They say a picture is worth a thousand words, so here's a thousand words. The situation is that we have a 32-bit SQL2k cluster and a linked 32-bit SQL2k machine (they link in both directions) and we need to execute distributed transactions across both machines and in both directions. This works fine, and has been working for many months (after we spent a month trying to get our hosting provider to correctly install MSDTC ... another story entirely).
It was recommended by a consultant (I know, I know, readers of WorseThanFailure aka TheDailyWTF are snickering up their sleeves at me) that we replace the cluster with 64-bit windows and 64-bit SQL2k5. He had the picture of our network and assured us that it wouldn't cause any problems. Predictably, it caused a host of problems immediately. It's been 2 weeks and we're still not done with the project.
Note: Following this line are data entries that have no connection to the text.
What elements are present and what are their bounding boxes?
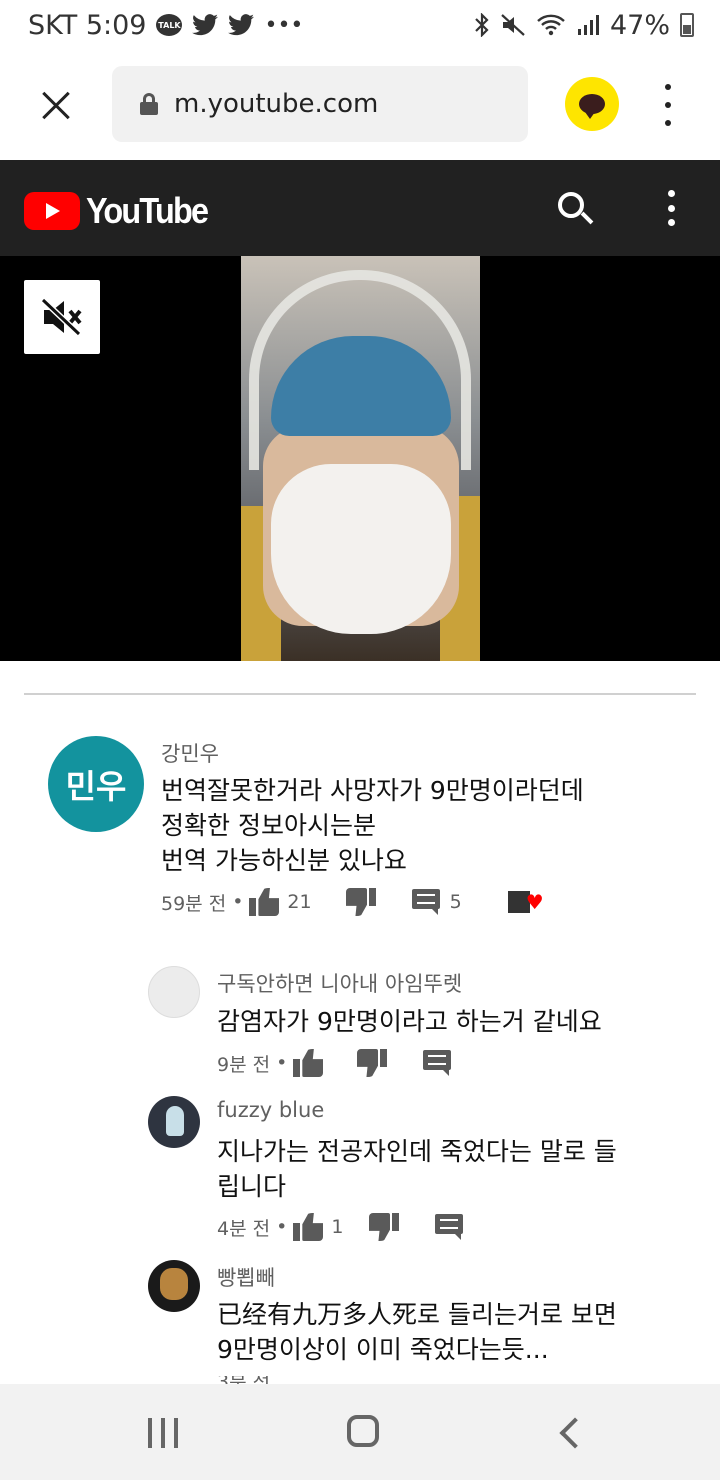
comment-text: 번역잘못한거라 사망자가 9만명이라던데 bbox=[161, 776, 584, 805]
dislike-button[interactable] bbox=[346, 888, 376, 916]
comment-time: 4분 전 bbox=[217, 1217, 271, 1240]
comment-author[interactable]: 강민우 bbox=[161, 738, 219, 768]
reply-icon bbox=[411, 889, 440, 915]
avatar[interactable] bbox=[148, 966, 200, 1018]
youtube-play-icon bbox=[24, 192, 80, 230]
unmute-button[interactable] bbox=[24, 280, 100, 354]
comment-author[interactable]: 구독안하면 니아내 아임뚜렛 bbox=[217, 968, 462, 998]
url-text: m.youtube.com bbox=[174, 89, 379, 119]
avatar[interactable] bbox=[148, 1260, 200, 1312]
back-button[interactable] bbox=[560, 1418, 580, 1446]
youtube-wordmark: YouTube bbox=[86, 190, 209, 231]
reply-icon bbox=[423, 1050, 452, 1076]
reply-button[interactable] bbox=[435, 1214, 464, 1240]
comment-actions: 9분 전 • bbox=[217, 1049, 452, 1077]
like-button[interactable] bbox=[249, 888, 279, 916]
mute-status-icon bbox=[500, 13, 526, 37]
thumbs-down-icon bbox=[357, 1049, 387, 1077]
lock-icon bbox=[140, 93, 158, 115]
comment-text: 지나가는 전공자인데 죽었다는 말로 들 bbox=[217, 1137, 617, 1166]
search-button[interactable] bbox=[556, 190, 596, 230]
address-bar[interactable]: m.youtube.com bbox=[112, 66, 528, 142]
close-tab-button[interactable] bbox=[36, 86, 76, 126]
thumbs-down-icon bbox=[346, 888, 376, 916]
youtube-more-button[interactable] bbox=[664, 190, 678, 226]
kakaotalk-share-button[interactable] bbox=[565, 77, 619, 131]
reply-count: 5 bbox=[449, 891, 462, 913]
signal-icon bbox=[576, 13, 600, 37]
thumbs-up-icon bbox=[249, 888, 279, 916]
twitter-notification-icon bbox=[192, 14, 219, 36]
comment-actions: 59분 전 • 21 5 ♥ bbox=[161, 888, 544, 916]
reply-button[interactable] bbox=[411, 889, 440, 915]
youtube-logo[interactable]: YouTube bbox=[24, 190, 221, 232]
bluetooth-icon bbox=[474, 13, 490, 37]
thumbs-down-icon bbox=[369, 1213, 399, 1241]
avatar[interactable] bbox=[148, 1096, 200, 1148]
twitter-notification-icon bbox=[228, 14, 255, 36]
comment-time: 59분 전 bbox=[161, 892, 227, 915]
comment-text: 9만명이상이 이미 죽었다는듯... bbox=[217, 1335, 549, 1364]
more-notifications-icon: ••• bbox=[264, 12, 304, 38]
comment-text: 已经有九万多人死로 들리는거로 보면 bbox=[217, 1300, 617, 1329]
creator-heart-badge: ♥ bbox=[507, 890, 544, 914]
browser-toolbar: m.youtube.com bbox=[0, 50, 720, 160]
reply-icon bbox=[435, 1214, 464, 1240]
home-button[interactable] bbox=[347, 1415, 379, 1447]
reply-button[interactable] bbox=[423, 1050, 452, 1076]
divider bbox=[24, 693, 696, 695]
like-button[interactable] bbox=[293, 1049, 323, 1077]
comment-text: 정확한 정보아시는분 bbox=[161, 811, 376, 840]
comment-author[interactable]: 빵뾥빼 bbox=[217, 1262, 275, 1292]
volume-off-icon bbox=[40, 297, 82, 337]
youtube-header: YouTube bbox=[0, 160, 720, 256]
system-navigation-bar bbox=[0, 1384, 720, 1480]
status-bar: SKT 5:09 TALK ••• 47% bbox=[0, 0, 720, 50]
wifi-icon bbox=[536, 13, 566, 37]
video-player[interactable] bbox=[0, 256, 720, 661]
comment-text: 립니다 bbox=[217, 1172, 287, 1201]
comment-actions: 3분 전 bbox=[217, 1376, 270, 1384]
dislike-button[interactable] bbox=[357, 1049, 387, 1077]
comment-author[interactable]: fuzzy blue bbox=[217, 1098, 324, 1122]
thumbs-up-icon bbox=[293, 1049, 323, 1077]
carrier-time: SKT 5:09 bbox=[28, 9, 147, 41]
comment-text: 번역 가능하신분 있나요 bbox=[161, 846, 407, 875]
like-count: 1 bbox=[331, 1216, 344, 1238]
thumbs-up-icon bbox=[293, 1213, 323, 1241]
avatar[interactable]: 민우 bbox=[48, 736, 144, 832]
like-button[interactable] bbox=[293, 1213, 323, 1241]
like-count: 21 bbox=[287, 891, 312, 913]
kakaotalk-notification-icon: TALK bbox=[156, 14, 183, 36]
browser-menu-button[interactable] bbox=[656, 84, 680, 126]
dislike-button[interactable] bbox=[369, 1213, 399, 1241]
comment-time: 3분 전 bbox=[217, 1376, 270, 1384]
comment-time: 9분 전 bbox=[217, 1053, 271, 1076]
comment-text: 감염자가 9만명이라고 하는거 같네요 bbox=[217, 1007, 602, 1036]
battery-icon bbox=[680, 13, 694, 37]
chat-bubble-icon bbox=[579, 94, 605, 119]
comment-actions: 4분 전 • 1 bbox=[217, 1213, 464, 1241]
recent-apps-button[interactable] bbox=[148, 1418, 178, 1448]
battery-percent: 47% bbox=[609, 9, 670, 41]
video-frame bbox=[241, 256, 480, 661]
The problem is that we were getting a pretty mystifying error message:
The stored procedure required to complete this operation could not
be found on the server. Please contact your system administrator.
Msg
7311, Level 16, State 2, Line 1
Cannot obtain the schema rowset
"DBSCHEMA_TABLES_INFO" for OLE DB provider "SQLNCLI" for linked server
"<LinkedServerName>". The provider supports the interface, but returns a
failure code when it is used.
I found the MS knowledgebase article which was, as per usual, not really as helpful as it could have been. I spent 10 days talking to the database guys at our web host (and these guys are typically pretty sharp) and it finally came down to "you are on your own," which is what I figured. We all looked at the KB article and couldn't really figure out what, exactly, we were supposed to do. As a former programmer, I figured I'd dive into some code and lo-and-behold I had a breakthrough in like 45 seconds.
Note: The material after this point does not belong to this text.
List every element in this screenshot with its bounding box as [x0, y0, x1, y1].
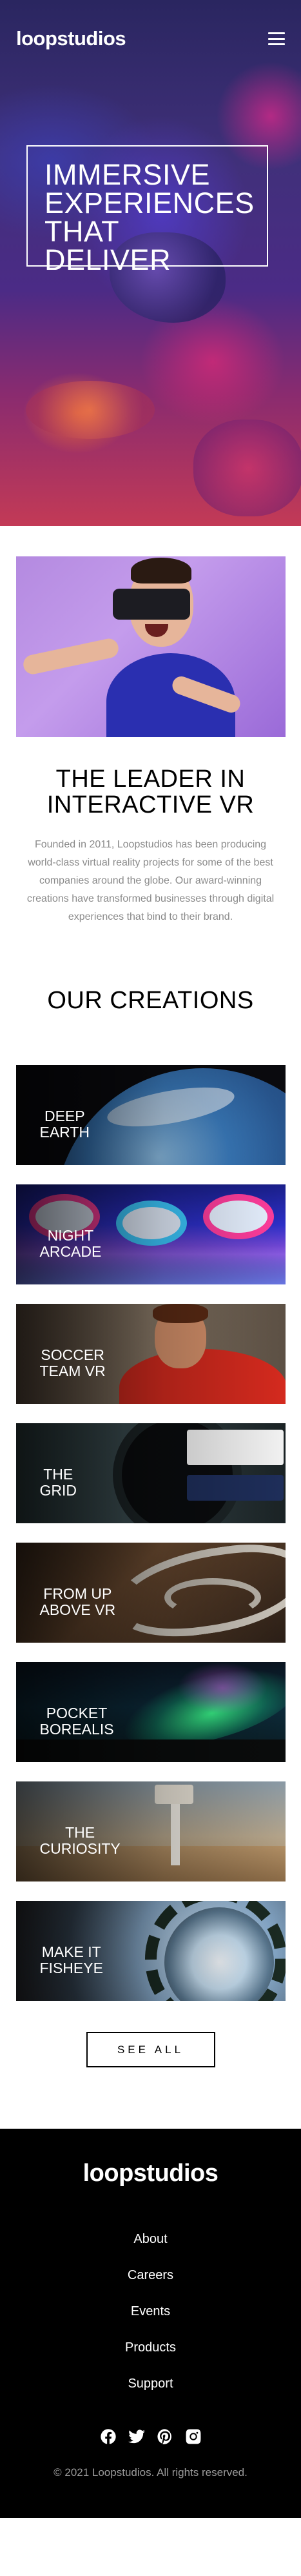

When SQL2k5 64-bit is trying to select data as part of a distributed transaction, it tries to run a stored proc called "sp_tables_info_rowset_64". That jumped out at me immediately. The 32-bit database has a proc called "sp_tables_info_rowset" that does the same thing. So I added the following stored proc to my 32-bit SQL2k instance:
create procedure
sp_tables_info_rowset_64 @table_name sysname, @table_schema sysname = null, @table_type nvarchar(255) = null
as
declare @Result int
select @Result
= 0
exec @Result = sp_tables_info_rowset
@table_name,
@table_schema,
@table_type
So ... kancho to the knowledgebase article that was going to have me run a 935KB sql script that would make massive changes to the master database. From the command line. On a Saturday morning. If I would have done it their way, I'd be here all day. Doing it my way, I'm done in time to dash off a blog entry and then have breakfast with a beautiful girl.
Note to Microsoft: This is why people hate upgrading. You make our lives suck when we try it. Remember that we don't want to spend our weekends fixing stuff. It's not about the money. It's about finding out why they call it a Brazilian wax.